This repository contains the source code for SwinVox, a novel deep learning model for reconstructing 3D voxel-based shapes from multiple 2D input images (views). Building upon the foundations of the Pix2Vox++ (https://gitlab.com/hzxie/Pix2Vox) architecture, SwinVox integrates the powerful Swin Transformer (https://github.com/microsoft/Swin-Transformer) for robust feature extraction and introduces an optional Cross-View Attention mechanism to enhance the fusion of multi-view information. This project aims to improve the fidelity and detail of 3D reconstructions, particularly in complex scenarios.

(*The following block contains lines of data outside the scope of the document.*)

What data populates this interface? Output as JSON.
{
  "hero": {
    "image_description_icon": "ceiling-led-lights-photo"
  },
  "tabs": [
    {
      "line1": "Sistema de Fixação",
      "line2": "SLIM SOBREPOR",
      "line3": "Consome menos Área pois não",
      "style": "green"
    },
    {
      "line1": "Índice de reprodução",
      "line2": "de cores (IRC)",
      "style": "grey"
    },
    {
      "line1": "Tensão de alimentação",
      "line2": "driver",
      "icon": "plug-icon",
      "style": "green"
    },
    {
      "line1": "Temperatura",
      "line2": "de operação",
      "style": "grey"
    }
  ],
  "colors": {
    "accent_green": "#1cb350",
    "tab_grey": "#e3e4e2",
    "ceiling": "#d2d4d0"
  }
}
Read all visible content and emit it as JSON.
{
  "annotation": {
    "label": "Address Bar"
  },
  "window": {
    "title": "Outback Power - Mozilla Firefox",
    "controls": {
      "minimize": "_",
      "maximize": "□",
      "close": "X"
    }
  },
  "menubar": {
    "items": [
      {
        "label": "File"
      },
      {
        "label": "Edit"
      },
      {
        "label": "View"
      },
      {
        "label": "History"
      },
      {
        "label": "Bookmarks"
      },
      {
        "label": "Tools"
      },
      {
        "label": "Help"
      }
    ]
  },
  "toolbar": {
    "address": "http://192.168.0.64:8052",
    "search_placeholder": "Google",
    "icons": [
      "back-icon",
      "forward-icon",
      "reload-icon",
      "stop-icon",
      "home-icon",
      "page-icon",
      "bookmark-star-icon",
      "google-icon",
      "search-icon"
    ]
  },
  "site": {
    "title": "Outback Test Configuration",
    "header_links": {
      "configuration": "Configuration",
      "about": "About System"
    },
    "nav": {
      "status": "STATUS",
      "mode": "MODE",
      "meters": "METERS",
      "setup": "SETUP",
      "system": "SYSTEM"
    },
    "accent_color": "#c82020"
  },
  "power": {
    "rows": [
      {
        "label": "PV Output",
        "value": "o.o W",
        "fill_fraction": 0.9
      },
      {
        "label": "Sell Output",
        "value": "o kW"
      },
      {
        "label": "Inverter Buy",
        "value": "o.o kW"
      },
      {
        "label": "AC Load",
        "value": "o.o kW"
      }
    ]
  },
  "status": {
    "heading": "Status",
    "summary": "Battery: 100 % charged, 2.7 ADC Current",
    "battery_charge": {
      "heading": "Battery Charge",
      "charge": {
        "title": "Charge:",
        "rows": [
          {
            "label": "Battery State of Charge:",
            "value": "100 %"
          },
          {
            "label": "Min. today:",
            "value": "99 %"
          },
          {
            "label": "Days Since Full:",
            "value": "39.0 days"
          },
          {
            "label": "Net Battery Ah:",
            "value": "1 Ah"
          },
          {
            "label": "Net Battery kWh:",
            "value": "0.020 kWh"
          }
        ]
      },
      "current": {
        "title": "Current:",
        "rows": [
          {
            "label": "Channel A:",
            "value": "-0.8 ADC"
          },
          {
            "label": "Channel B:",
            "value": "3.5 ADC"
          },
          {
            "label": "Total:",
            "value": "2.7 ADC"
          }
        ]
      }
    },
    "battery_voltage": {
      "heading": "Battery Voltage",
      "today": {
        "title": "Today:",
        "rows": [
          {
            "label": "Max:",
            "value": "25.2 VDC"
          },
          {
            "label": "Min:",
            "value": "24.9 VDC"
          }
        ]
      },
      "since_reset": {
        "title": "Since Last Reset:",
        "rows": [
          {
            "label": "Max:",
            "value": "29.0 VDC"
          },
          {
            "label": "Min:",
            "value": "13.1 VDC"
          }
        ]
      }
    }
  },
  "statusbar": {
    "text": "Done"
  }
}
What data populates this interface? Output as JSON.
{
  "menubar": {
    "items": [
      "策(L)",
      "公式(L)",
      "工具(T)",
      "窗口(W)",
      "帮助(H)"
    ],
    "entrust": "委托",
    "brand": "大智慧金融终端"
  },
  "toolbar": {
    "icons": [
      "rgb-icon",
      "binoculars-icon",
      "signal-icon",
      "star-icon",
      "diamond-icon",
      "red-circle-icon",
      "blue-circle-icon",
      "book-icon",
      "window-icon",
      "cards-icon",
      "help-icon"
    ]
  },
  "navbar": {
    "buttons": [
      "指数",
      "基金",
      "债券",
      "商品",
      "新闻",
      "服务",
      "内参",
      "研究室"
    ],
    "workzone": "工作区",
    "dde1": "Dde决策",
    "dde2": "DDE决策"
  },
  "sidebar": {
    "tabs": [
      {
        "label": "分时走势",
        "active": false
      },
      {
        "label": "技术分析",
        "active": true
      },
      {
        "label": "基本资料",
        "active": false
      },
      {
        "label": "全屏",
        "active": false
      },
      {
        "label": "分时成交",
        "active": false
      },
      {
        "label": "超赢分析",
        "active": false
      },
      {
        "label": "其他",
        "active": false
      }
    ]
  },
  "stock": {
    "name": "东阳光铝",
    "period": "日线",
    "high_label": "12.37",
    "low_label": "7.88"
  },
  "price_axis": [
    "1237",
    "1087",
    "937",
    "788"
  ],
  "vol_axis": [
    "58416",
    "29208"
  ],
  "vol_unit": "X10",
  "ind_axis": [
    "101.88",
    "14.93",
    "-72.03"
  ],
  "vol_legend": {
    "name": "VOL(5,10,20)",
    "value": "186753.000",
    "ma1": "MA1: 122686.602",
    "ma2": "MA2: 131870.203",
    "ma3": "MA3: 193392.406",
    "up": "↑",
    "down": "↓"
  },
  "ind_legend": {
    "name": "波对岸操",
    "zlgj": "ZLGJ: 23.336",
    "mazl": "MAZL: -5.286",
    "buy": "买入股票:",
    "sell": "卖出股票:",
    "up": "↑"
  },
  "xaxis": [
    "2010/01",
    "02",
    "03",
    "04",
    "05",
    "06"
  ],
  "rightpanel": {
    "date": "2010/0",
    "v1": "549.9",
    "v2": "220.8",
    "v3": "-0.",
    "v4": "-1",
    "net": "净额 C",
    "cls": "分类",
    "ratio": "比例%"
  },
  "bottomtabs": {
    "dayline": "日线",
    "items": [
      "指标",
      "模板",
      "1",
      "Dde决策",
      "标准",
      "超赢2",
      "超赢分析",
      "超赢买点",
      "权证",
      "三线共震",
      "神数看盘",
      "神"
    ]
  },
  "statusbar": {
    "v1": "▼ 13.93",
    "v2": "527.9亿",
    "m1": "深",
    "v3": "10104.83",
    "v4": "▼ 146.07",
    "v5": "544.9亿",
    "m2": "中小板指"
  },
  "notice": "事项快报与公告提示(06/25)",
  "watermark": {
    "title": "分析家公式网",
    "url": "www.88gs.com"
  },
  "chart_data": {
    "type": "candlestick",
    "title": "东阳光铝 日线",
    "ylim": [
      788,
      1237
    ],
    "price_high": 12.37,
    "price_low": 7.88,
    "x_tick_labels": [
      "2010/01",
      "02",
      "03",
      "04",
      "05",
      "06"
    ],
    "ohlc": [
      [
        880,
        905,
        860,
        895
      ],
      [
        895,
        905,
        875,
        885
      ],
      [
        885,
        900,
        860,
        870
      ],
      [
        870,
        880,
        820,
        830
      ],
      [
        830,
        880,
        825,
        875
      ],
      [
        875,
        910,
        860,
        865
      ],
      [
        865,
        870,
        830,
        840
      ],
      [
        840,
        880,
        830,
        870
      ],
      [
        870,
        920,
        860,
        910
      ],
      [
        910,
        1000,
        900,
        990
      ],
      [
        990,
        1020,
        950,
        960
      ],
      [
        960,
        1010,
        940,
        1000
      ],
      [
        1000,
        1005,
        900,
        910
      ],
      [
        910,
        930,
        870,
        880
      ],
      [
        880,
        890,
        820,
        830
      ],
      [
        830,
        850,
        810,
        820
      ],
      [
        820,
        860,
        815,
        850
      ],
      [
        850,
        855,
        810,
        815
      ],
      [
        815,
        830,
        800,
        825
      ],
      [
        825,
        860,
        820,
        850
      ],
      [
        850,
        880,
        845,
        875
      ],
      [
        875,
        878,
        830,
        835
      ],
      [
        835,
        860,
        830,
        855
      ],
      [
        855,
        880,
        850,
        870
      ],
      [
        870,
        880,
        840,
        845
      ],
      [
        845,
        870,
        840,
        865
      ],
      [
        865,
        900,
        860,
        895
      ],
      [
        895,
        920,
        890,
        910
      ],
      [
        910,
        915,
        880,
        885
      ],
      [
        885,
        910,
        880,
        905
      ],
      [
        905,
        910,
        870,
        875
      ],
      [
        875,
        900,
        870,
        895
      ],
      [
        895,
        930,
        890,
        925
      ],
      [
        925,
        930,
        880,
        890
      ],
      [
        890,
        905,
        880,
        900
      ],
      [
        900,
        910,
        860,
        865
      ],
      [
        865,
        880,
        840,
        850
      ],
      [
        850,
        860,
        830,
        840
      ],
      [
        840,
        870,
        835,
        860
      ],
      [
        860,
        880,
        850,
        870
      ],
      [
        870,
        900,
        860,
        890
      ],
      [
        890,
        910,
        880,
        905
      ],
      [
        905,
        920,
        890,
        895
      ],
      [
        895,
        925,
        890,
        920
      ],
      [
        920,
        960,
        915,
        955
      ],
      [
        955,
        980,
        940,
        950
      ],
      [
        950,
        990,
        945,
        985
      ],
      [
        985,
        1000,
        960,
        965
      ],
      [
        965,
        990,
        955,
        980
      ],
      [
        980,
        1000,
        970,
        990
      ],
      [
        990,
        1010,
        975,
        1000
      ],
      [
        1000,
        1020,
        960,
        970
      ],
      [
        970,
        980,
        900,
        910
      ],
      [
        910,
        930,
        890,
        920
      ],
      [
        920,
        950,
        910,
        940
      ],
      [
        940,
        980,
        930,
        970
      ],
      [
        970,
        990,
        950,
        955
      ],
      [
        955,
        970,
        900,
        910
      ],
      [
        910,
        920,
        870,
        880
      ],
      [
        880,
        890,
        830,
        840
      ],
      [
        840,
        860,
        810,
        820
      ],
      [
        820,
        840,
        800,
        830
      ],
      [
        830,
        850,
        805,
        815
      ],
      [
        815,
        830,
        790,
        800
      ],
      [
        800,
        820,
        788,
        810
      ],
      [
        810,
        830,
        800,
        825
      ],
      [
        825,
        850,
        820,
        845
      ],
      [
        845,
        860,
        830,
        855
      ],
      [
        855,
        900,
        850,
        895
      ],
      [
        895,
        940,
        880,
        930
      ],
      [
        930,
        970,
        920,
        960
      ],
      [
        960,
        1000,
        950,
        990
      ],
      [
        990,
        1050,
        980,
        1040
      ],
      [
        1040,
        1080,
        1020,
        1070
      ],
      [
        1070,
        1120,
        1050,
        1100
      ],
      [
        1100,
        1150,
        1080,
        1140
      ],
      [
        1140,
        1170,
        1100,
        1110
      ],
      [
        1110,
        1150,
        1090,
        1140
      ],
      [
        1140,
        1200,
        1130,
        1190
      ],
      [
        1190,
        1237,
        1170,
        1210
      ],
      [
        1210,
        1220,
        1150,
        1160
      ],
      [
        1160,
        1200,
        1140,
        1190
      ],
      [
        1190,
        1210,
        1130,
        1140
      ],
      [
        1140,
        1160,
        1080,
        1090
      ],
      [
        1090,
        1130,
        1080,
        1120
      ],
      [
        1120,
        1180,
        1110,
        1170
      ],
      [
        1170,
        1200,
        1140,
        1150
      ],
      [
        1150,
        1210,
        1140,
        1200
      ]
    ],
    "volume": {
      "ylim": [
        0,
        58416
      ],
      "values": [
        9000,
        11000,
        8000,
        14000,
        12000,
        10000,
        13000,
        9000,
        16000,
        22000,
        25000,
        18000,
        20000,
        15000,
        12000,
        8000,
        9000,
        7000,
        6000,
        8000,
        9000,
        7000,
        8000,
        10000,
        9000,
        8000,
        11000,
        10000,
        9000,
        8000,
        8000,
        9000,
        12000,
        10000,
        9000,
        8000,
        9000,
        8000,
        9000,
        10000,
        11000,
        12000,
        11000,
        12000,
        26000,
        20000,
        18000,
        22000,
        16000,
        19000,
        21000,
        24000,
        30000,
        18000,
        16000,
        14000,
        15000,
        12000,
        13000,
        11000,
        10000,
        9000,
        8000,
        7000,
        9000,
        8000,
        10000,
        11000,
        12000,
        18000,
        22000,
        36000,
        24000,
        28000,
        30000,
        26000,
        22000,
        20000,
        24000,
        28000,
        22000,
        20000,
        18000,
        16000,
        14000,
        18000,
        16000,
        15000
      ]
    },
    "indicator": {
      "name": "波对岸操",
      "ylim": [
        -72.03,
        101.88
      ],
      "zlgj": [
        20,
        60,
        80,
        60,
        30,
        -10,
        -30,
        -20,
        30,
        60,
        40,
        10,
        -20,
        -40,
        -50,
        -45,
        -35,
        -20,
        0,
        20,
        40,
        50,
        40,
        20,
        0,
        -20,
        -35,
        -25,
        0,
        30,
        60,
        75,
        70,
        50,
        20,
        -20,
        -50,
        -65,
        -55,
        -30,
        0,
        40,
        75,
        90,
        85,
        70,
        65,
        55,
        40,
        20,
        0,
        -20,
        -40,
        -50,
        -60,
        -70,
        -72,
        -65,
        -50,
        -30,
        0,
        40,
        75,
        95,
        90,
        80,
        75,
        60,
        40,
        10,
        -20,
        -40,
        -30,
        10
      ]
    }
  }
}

We use the ShapeNet dataset in our experiments, which are available below:
The pretrained models on ShapeNet are available as follows:
- SwinVox (320.1 MB)
git clone https://github.com/SandeepaInduwaraSamaranayake/SwinVox.git
cd SwinVox
pip install -r requirements.txt
You need to update the file path of the datasets:
__C.DATASETS.SHAPENET.RENDERING_PATH = '/path/to/Datasets/ShapeNet/ShapeNetRendering/%s/%s/rendering/%02d.png'
__C.DATASETS.SHAPENET.VOXEL_PATH = '/path/to/Datasets/ShapeNet/ShapeNetVox32/%s/%s/model.binvox'
__C.DATASETS.PASCAL3D.ANNOTATION_PATH = '/path/to/Datasets/PASCAL3D/Annotations/%s_imagenet/%s.mat'
__C.DATASETS.PASCAL3D.RENDERING_PATH = '/path/to/Datasets/PASCAL3D/Images/%s_imagenet/%s.JPEG'
__C.DATASETS.PASCAL3D.VOXEL_PATH = '/path/to/Datasets/PASCAL3D/CAD/%s/%02d.binvox'
__C.DATASETS.PIX3D.ANNOTATION_PATH = '/path/to/Datasets/Pix3D/pix3d.json'
__C.DATASETS.PIX3D.RENDERING_PATH = '/path/to/Datasets/Pix3D/img/%s/%s.%s'
__C.DATASETS.PIX3D.VOXEL_PATH = '/path/to/Datasets/Pix3D/model/%s/%s/%s.binvox'
To train SwinVox, you can simply use the following command:
python3 runner.py
To test SwinVox, you can use the following command:
python3 runner.py --test --weights=/path/to/pretrained/model.pth
This project is open sourced under MIT license.